Algia Narana. Gadis itu masih tetap sama. Namun, banyak hal yang berubah dari hidupnya. Dia tidak seceria dulu.

Suara gebrakan pintu membuat gadis itu tersentak kaget.

"Gia, ayok pulang! Kamu enggak capek kerja terus? Besok acara 7 bulanan Kakak kamu, masa kamu enggak datang lagi? Waktu Abang nikah kamu enggak dateng, masa sekarang gak dateng juga?" tanya Anan kesal.

Ya, Anan sudah menikah satu tahun lalu dengan Jani. Orang yang Gia temui waktu itu. Setelah Gia pindah ke Bandung untuk berkuliah, mereka menjadi teman akrab. Anan kepincut dengan Jani, alhasil berakhirlah ke pelaminan.

"Gia enggak bisa datang, maaf. Minggu depan Gia ada penelitian di desa terpencil untuk beberapa bulan ke depan." Gadis itu menatap penuh sesal ke arah Anan.

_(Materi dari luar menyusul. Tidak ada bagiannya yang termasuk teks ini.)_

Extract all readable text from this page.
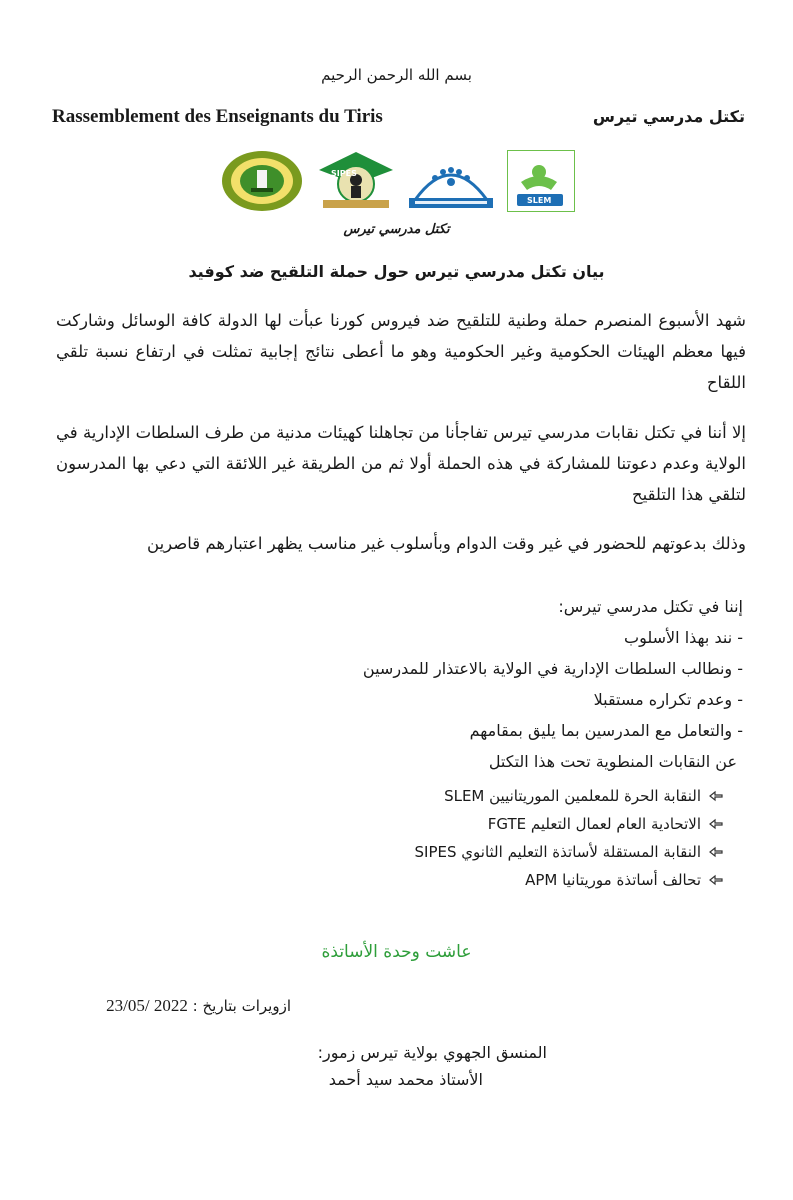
بسم الله الرحمن الرحيم
Rassemblement des Enseignants du Tiris	تكتل مدرسي تيرس
SIPES
SLEM
تكتل مدرسي تيرس
بيان تكتل مدرسي تيرس حول حملة التلقيح ضد كوفيد
شهد الأسبوع المنصرم حملة وطنية للتلقيح ضد فيروس كورنا عبأت لها الدولة كافة الوسائل وشاركت فيها معظم الهيئات الحكومية وغير الحكومية وهو ما أعطى نتائج إجابية تمثلت في ارتفاع نسبة تلقي اللقاح
إلا أننا في تكتل نقابات مدرسي تيرس تفاجأنا من تجاهلنا كهيئات مدنية من طرف السلطات الإدارية في الولاية وعدم دعوتنا للمشاركة في هذه الحملة أولا ثم من الطريقة غير اللائقة التي دعي بها المدرسون لتلقي هذا التلقيح
وذلك بدعوتهم للحضور في غير وقت الدوام وبأسلوب غير مناسب يظهر اعتبارهم قاصرين
إننا في تكتل مدرسي تيرس:
- نند بهذا الأسلوب
- ونطالب السلطات الإدارية في الولاية بالاعتذار للمدرسين
- وعدم تكراره مستقبلا
- والتعامل مع المدرسين بما يليق بمقامهم
عن النقابات المنطوية تحت هذا التكتل
النقابة الحرة للمعلمين الموريتانيين SLEM
الاتحادية العام لعمال التعليم FGTE
النقابة المستقلة لأساتذة التعليم الثانوي SIPES
تحالف أساتذة موريتانيا APM
عاشت وحدة الأساتذة
ازويرات بتاريخ : 23/05/ 2022
المنسق الجهوي بولاية تيرس زمور:
الأستاذ محمد سيد أحمد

Anan menatap Gia dengan tatapan tidak percaya. "Gia kamu tega banget sama Abang! Nanti kalo Jani kecewa karena kamu enggak dateng gimana? Kalo dia langsung brojol gimana, hah?" tanya Anan membuat Gia menggeleng.

Abangnya ini masih sama. Masih kurang waras.

"Abang ngomong apa, sih? Jangan berlebihan! Ucapan adalah doa, emang abang mau anak Abang brojol 7 bulan?" tanyanya.

Pria itu menggeleng tidak mau. "Ya, gak mau lah. Ayo pulang," ajak Anan masih kekeuh.

Gia menyenderkan tubuh di kursi. Karena kurang tidur, Gia merasa sakit di kepalanya. Dia terdiam sebentar.

Rasa sakit di kepalanya semakin menjadi-jadi. Sebisa mungkin dia menahan ringisan. Anan yang melihat gelagat aneh dari Gia mendekat ke arahnya.

"Kamu kenapa?" tanyanya panik.

"Enggak apa-apa. Kepala Gia cuma sakit sedikit. Abang enggak temenin Kak Jani?" tanya Gia menegakkan tubuh kembali.

"Kamu enggak tidur lagi?" Anan bertanya tanpa menjawab pertanyaan Gia.

"Iya. Enggak ada waktu buat Gia tidur. Gia harus cek pemasukan dan pengeluaran kafe. Belum lagi tugas kuliah Gia yang enggak ada akhlak." Gadis itu mengeluh, beberapa tahun ini Gia jarang mengeluh. Jika Gia mengeluh seperti ini, pasti dia sudah sangat lelah.

"Ayo pulang. Abang gendong," ajaknya tetapi Gia menggeleng.

Anan menghela napas. "Kalo kamu masih ngeyel, Abang kasih tahu Papa kamu!" ancamnya mengambil ponsel menghubungi Bara.

Gia bangkit dari duduk dengan sempoyongan. "Ayo pulang, jangan bilang Papa. Gia capek," ujarnya lirih menahan tangan Anan.

Pria itu segera menggendong Gia. Dia berjalan membawa gadis itu menuju mobil.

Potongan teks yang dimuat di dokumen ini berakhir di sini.